Read to Treasure Christ
Three times in the last three years I’ve seen believing friends of mine fall into serious moral failure. Two were pastors, and one was a seminary professor.
In one sense, it baffles me to see people who are seemingly committed to Christ fall into such blatant and damaging ways. In another sense, though, if I’m honest, I remember being in a very dark spiritual place myself not that long ago.
When our love for Christ wanes, from where can we minister and pour out as pastors? When our affections for Christ dwindle, we can’t exactly take a break from ministry (at least not easily). So, we start drawing from other places for our energy, our self-worth and our purpose.
Maybe for you it’s not as serious as pornography. Perhaps it’s entertaining yourself to death via Netflix or social media to help you escape. Or maybe it’s pouring everything into your role as a pastor, thinking that’s what gives you value.
No matter the symptom, the illness is always the same: Our love for Christ has waned. This is why the spiritual disciplines matter so much. Not because they are valuable in and of themselves, but because they foster our love for Jesus. A personal, devotional time of some sort is crucial.
When and How
One of my closest pastor friends starts every morning at 4:30 a.m. He wakes up, goes to the gym, comes home, reads his Bible, showers, and is completely ready for his day by the time his kids wake up.
Me? I wake up when my kids are screaming and I have no other choice but to get up. And usually, I’m waiting to see if my wife will get up so I can have a few more minutes to sleep.
To be honest, I sometimes wish I was a morning person. But I’ve always been more of a late-night guy. I’ll gladly stay up until midnight or 1 a.m. almost every night. Late at night is when I spend my time with the Lord.
I don’t think it matters as much when or how we get into the Word as long as we’re in it. Here are three simple but crucial steps in spending time with the Lord.
Whether you spend three straight months digging deeply into a particular book or read the whole Bible in a year, make a plan. The old adage is true: “If you fail to plan, you’re planning to fail.” No, this isn’t about checking something off your to-do list. It’s about spending time with God. But you’ll be more consistent in your time with Jesus if you pick a plan and stick to it. Pick a plan, find a time, and get into God’s Word. For me, that’s late at night, usually on my back porch.
When you read, slow down.
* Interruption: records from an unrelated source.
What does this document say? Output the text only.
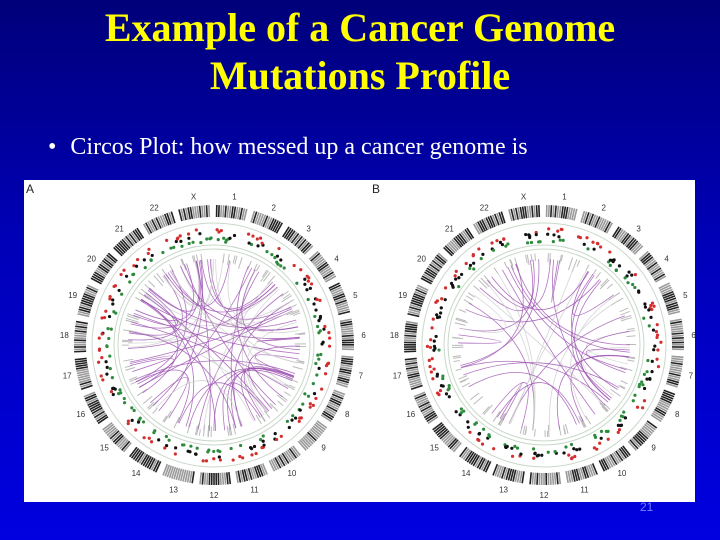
Example of a Cancer Genome
Mutations Profile
• Circos Plot: how messed up a cancer genome is
A	B
1
2
3
4
5
6
7
8
9
10
11
12
13
14
15
16
17
18
19
20
21
22
X	1
2
3
4
5
6
7
8
9
10
11
12
13
14
15
16
17
18
19
20
21
22
X
21
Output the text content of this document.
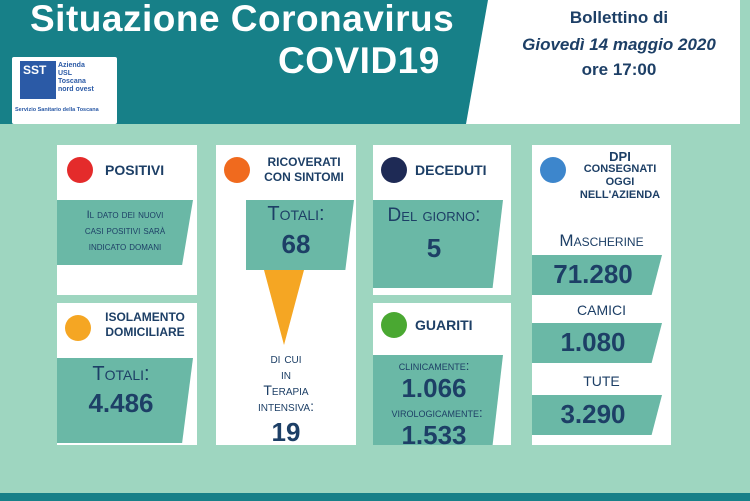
Situazione Coronavirus
COVID19
SST	Azienda
USL
Toscana
nord ovest
Servizio Sanitario della Toscana
Bollettino di
Giovedì 14 maggio 2020
ore 17:00
POSITIVI
Il dato dei nuovi
casi positivi sarà
indicato domani
ISOLAMENTO
DOMICILIARE
Totali:
4.486
RICOVERATI
CON SINTOMI
Totali:
68
di cui
in
Terapia
intensiva:
19
DECEDUTI
Del giorno:
5
GUARITI
clinicamente:
1.066
virologicamente:
1.533
DPI
CONSEGNATI
OGGI
NELL'AZIENDA
Mascherine
71.280
CAMICI
1.080
TUTE
3.290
No matter how many tasks you have to do in a given day, there’s nothing more important than what you’re doing when you read the Word. Pause and ponder. Enjoy being a child of God. Enjoy seeing the smallest glimpse of who God is in the passage you just read. Spending time in the Word isn’t simply a daily task. It’s a relationship. The goal is that our affections are stirred, that we are compelled to worship this God we see more clearly each day. Keep this as your primary goal. Slow down. Enjoy this Father with whom you’ve been reconciled in Christ.
After you’ve spent time with the Lord, be sure and thread God’s Word into the rest of your day. If a verse was particularly meaningful, come back to it occasionally. Share it with your wife and your kids. Tell your family about the prophet of Obadiah or the bravery of the apostle Paul. For a verse you want to remember, write it down and put it on a card in your wallet. Don’t relegate God’s Word to the brief, uninterrupted time you spend reading it. Thread it into your whole day.
It’s likely that none of this is new for you. But if you’re like me, you too need the occasional reminder about the goal in spending time with Jesus. Our goal is that our “love would abound more and more” (Philippians 1:9). It’s not just to grow in knowledge or to do our daily Bible-reading duty. Our goal is to love and treasure Jesus more than anything. From that well, we can always draw. From that place, we can always minister. In Christ, your value and joy are secure. Read to treasure him.